I live and work in a hostel, an environment full of young and active individuals. In many ways, hostels are a fantastic location to witness people from all backgrounds socializing and mingling. However, it is also a common occurrence to see the exact opposite. Large groups of people all hunched over their computers and phones silently focused in their own personal bubble. Because of my work as a writer, I am frequently a member of this quiet and anti-social crowd. There is always an exception and sometimes people just need to get their head down and work. However, in our day and age, this introverted group is worryingly common. I see a frightening amount of people prioritizing their attention towards their phone the moment it buzzes. In our modern society, we have eliminated any possibility of boredom assuming we have our phone (which we usually do) and a good internet connection.
This constant access to mental stimulation can have a damaging side. For generations before us, their only option of entertainment while waiting for the bus may be a book or making conversation with others. Now we have the option to put our headphones on, load up YouTube or Spotify and disconnect completely from boredom and the world around us. Research indicates that our brain craves stimulation to feed our need for dopamine, which explains why some people resort to addictive activities such as drug abuse to kill boredom and to satisfy these urges.

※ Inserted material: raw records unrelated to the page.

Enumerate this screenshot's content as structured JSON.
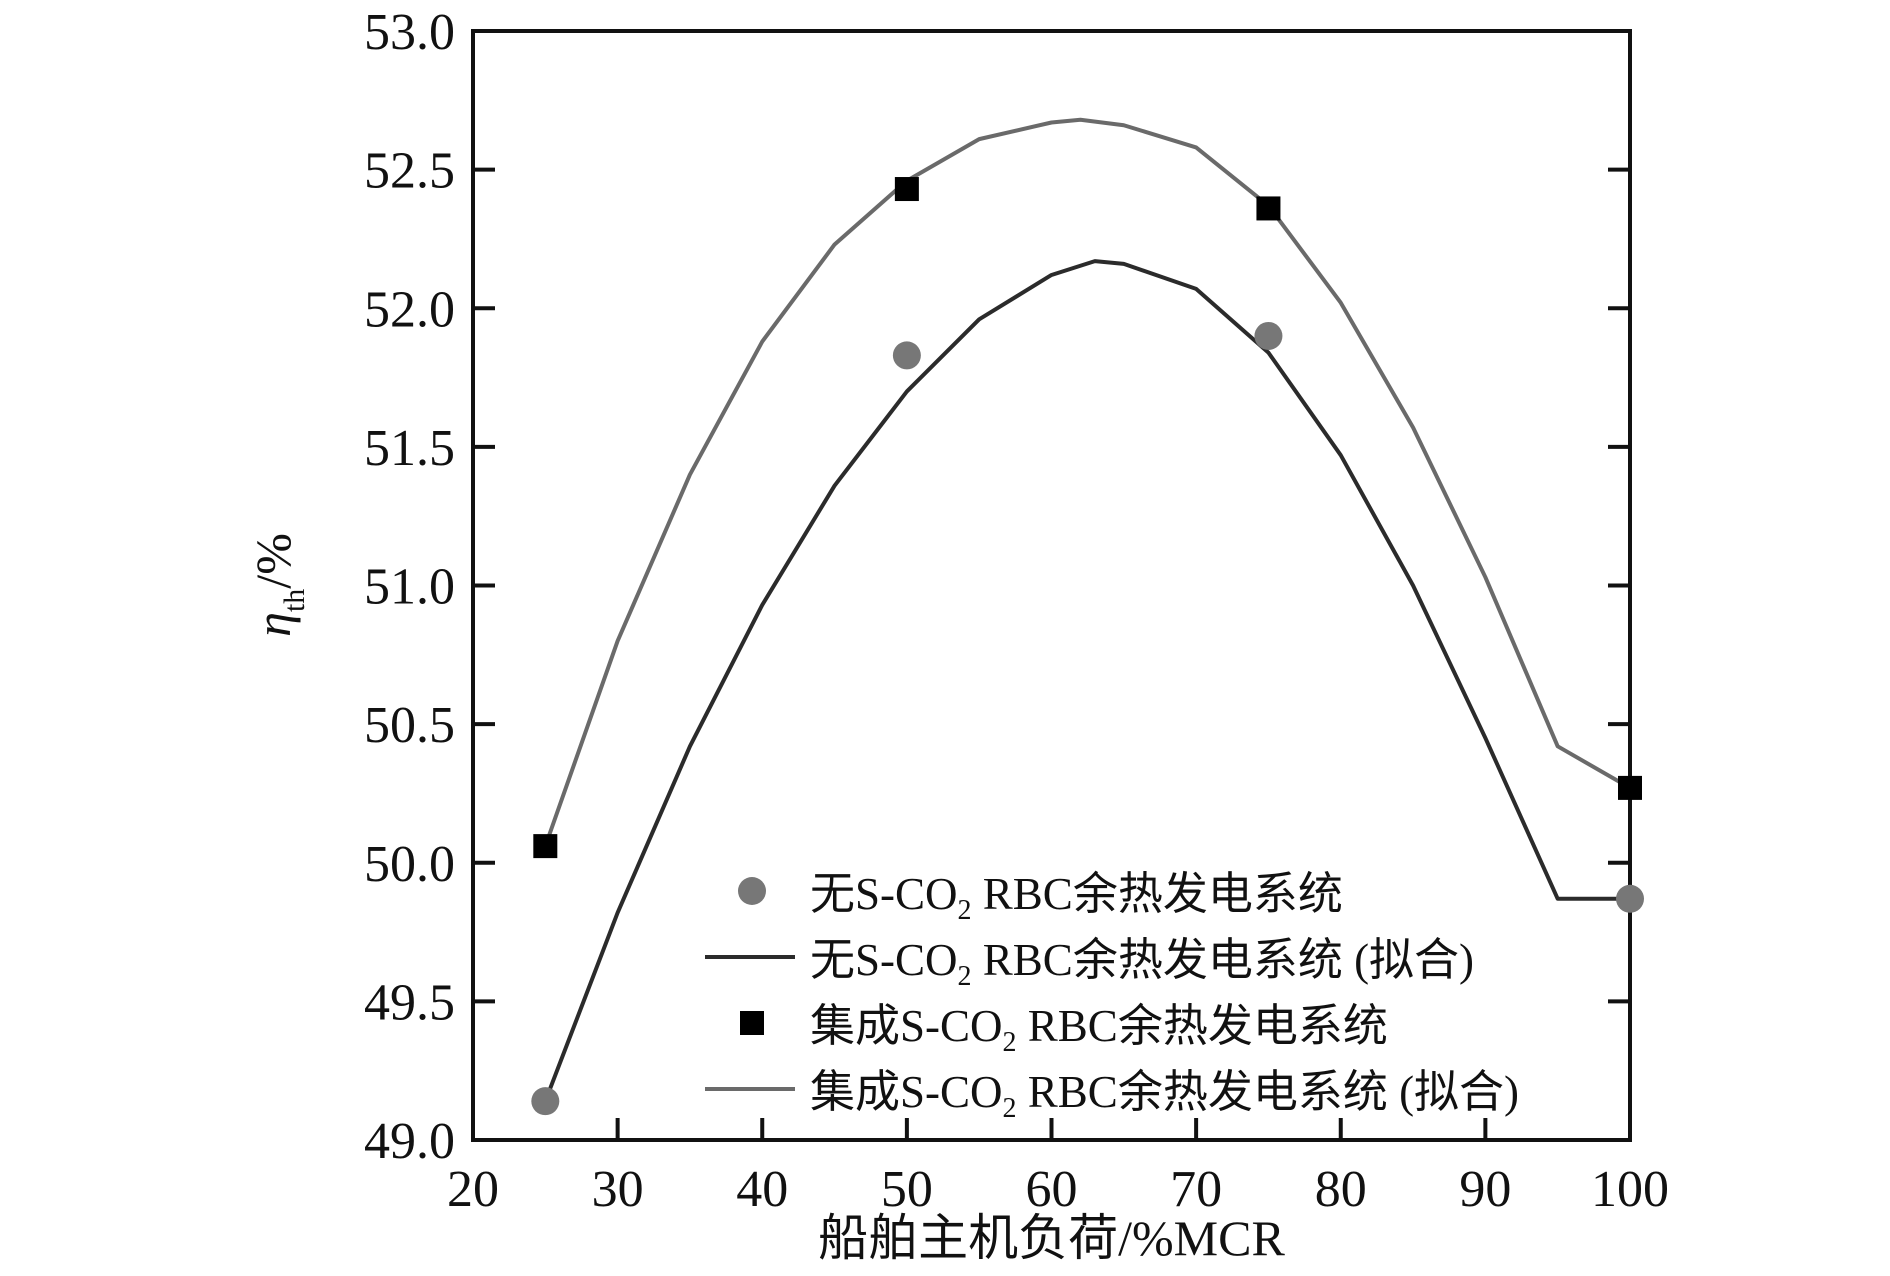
{
  "chart_data": {
    "type": "line",
    "xlabel": "船舶主机负荷/%MCR",
    "ylabel": "η",
    "ylabel_subscript": "th",
    "ylabel_suffix": "/%",
    "xlim": [
      20,
      100
    ],
    "ylim": [
      49.0,
      53.0
    ],
    "xticks": [
      20,
      30,
      40,
      50,
      60,
      70,
      80,
      90,
      100
    ],
    "yticks": [
      49.0,
      49.5,
      50.0,
      50.5,
      51.0,
      51.5,
      52.0,
      52.5,
      53.0
    ],
    "xtick_labels": [
      "20",
      "30",
      "40",
      "50",
      "60",
      "70",
      "80",
      "90",
      "100"
    ],
    "ytick_labels": [
      "49.0",
      "49.5",
      "50.0",
      "50.5",
      "51.0",
      "51.5",
      "52.0",
      "52.5",
      "53.0"
    ],
    "grid": false,
    "legend_position": "bottom-right",
    "series": [
      {
        "name": "无S-CO2 RBC余热发电系统",
        "kind": "points",
        "marker": "circle",
        "color": "#777777",
        "x": [
          25,
          50,
          75,
          100
        ],
        "y": [
          49.14,
          51.83,
          51.9,
          49.87
        ]
      },
      {
        "name": "无S-CO2 RBC余热发电系统 (拟合)",
        "kind": "fit",
        "color": "#2b2b2b",
        "x": [
          25,
          30,
          35,
          40,
          45,
          50,
          55,
          60,
          63,
          65,
          70,
          75,
          80,
          85,
          90,
          95,
          100
        ],
        "y": [
          49.14,
          49.82,
          50.42,
          50.93,
          51.36,
          51.7,
          51.96,
          52.12,
          52.17,
          52.16,
          52.07,
          51.84,
          51.47,
          51.0,
          50.45,
          49.87,
          49.87
        ]
      },
      {
        "name": "集成S-CO2 RBC余热发电系统",
        "kind": "points",
        "marker": "square",
        "color": "#000000",
        "x": [
          25,
          50,
          75,
          100
        ],
        "y": [
          50.06,
          52.43,
          52.36,
          50.27
        ]
      },
      {
        "name": "集成S-CO2 RBC余热发电系统 (拟合)",
        "kind": "fit",
        "color": "#6a6a6a",
        "x": [
          25,
          30,
          35,
          40,
          45,
          50,
          55,
          60,
          62,
          65,
          70,
          75,
          80,
          85,
          90,
          95,
          100
        ],
        "y": [
          50.06,
          50.8,
          51.4,
          51.88,
          52.23,
          52.46,
          52.61,
          52.67,
          52.68,
          52.66,
          52.58,
          52.37,
          52.02,
          51.57,
          51.03,
          50.42,
          50.27
        ]
      }
    ],
    "legend": [
      {
        "prefix": "无S-CO",
        "sub": "2",
        "suffix": " RBC余热发电系统",
        "marker": "circle",
        "color": "#777777"
      },
      {
        "prefix": "无S-CO",
        "sub": "2",
        "suffix": " RBC余热发电系统 (拟合)",
        "marker": "line",
        "color": "#2b2b2b"
      },
      {
        "prefix": "集成S-CO",
        "sub": "2",
        "suffix": " RBC余热发电系统",
        "marker": "square",
        "color": "#000000"
      },
      {
        "prefix": "集成S-CO",
        "sub": "2",
        "suffix": " RBC余热发电系统 (拟合)",
        "marker": "line",
        "color": "#6a6a6a"
      }
    ]
  }
}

Even though Youtube may not be as dangerous as a syringe full of heroin, this behavior can have its downsides.According to Dr. Dimitri Christakis, a professor of Paediatrics at The University of Washington, in 2011 the average age at which a child starts watching television was at four months. In the 1970’s the average age was four years old. Since 2011 we have also seen a dramatic rise in Apps and electronic devices increasing a child’s level of engagement and stimulation with technology.
Over the past few decades, we have also seen a dramatic rise in anxiety among teens. There is also strong evidence to suggest that our constant stream of electronic stimulation may be contributing to this increase. Checking emails, Facebook, and other social media sites can be considered a neural addiction. Psychologist Dr. Andrew Campbell at the University of Sydney believes this generation’s inability to switch off is likely to lead to increased levels of anxiety, stress, and depression along with relationship problems. Even the simplistic of tasks while multitasking such as watching television while texting or playing a game on your phone can lead to higher levels of stress.
While constantly being plugged in may have a damaging effect on our youth’s psyche, it may be having quite the opposite effect on our elderly population. Many studies have shown that certain applications can help to prevent Alzheimer’s. High levels of intellectual activity such as learning a new language or puzzles on our phones have shown to decrease the chances of Alzheimer’s like symptoms.
Overall, modern technology can be a wonderful tool to conquer boredom while in a dentist’s waiting room or on the bus. However, it is important to recognize the difference between filling time and over filling time. If you feel that you are spending too much time on your laptop or phone, take a moment to switch off your Wifi connection and observe your surrounds. There are many great books which focus on helping you to disconnect from constant stimulation and encourage you to become more present. My personal favorite is The Power of Now by Eckhart Tolle. Just remember that unplugging yourself may seem difficult at first, but if you give it the time it is honestly as simple as doing absolutely nothing.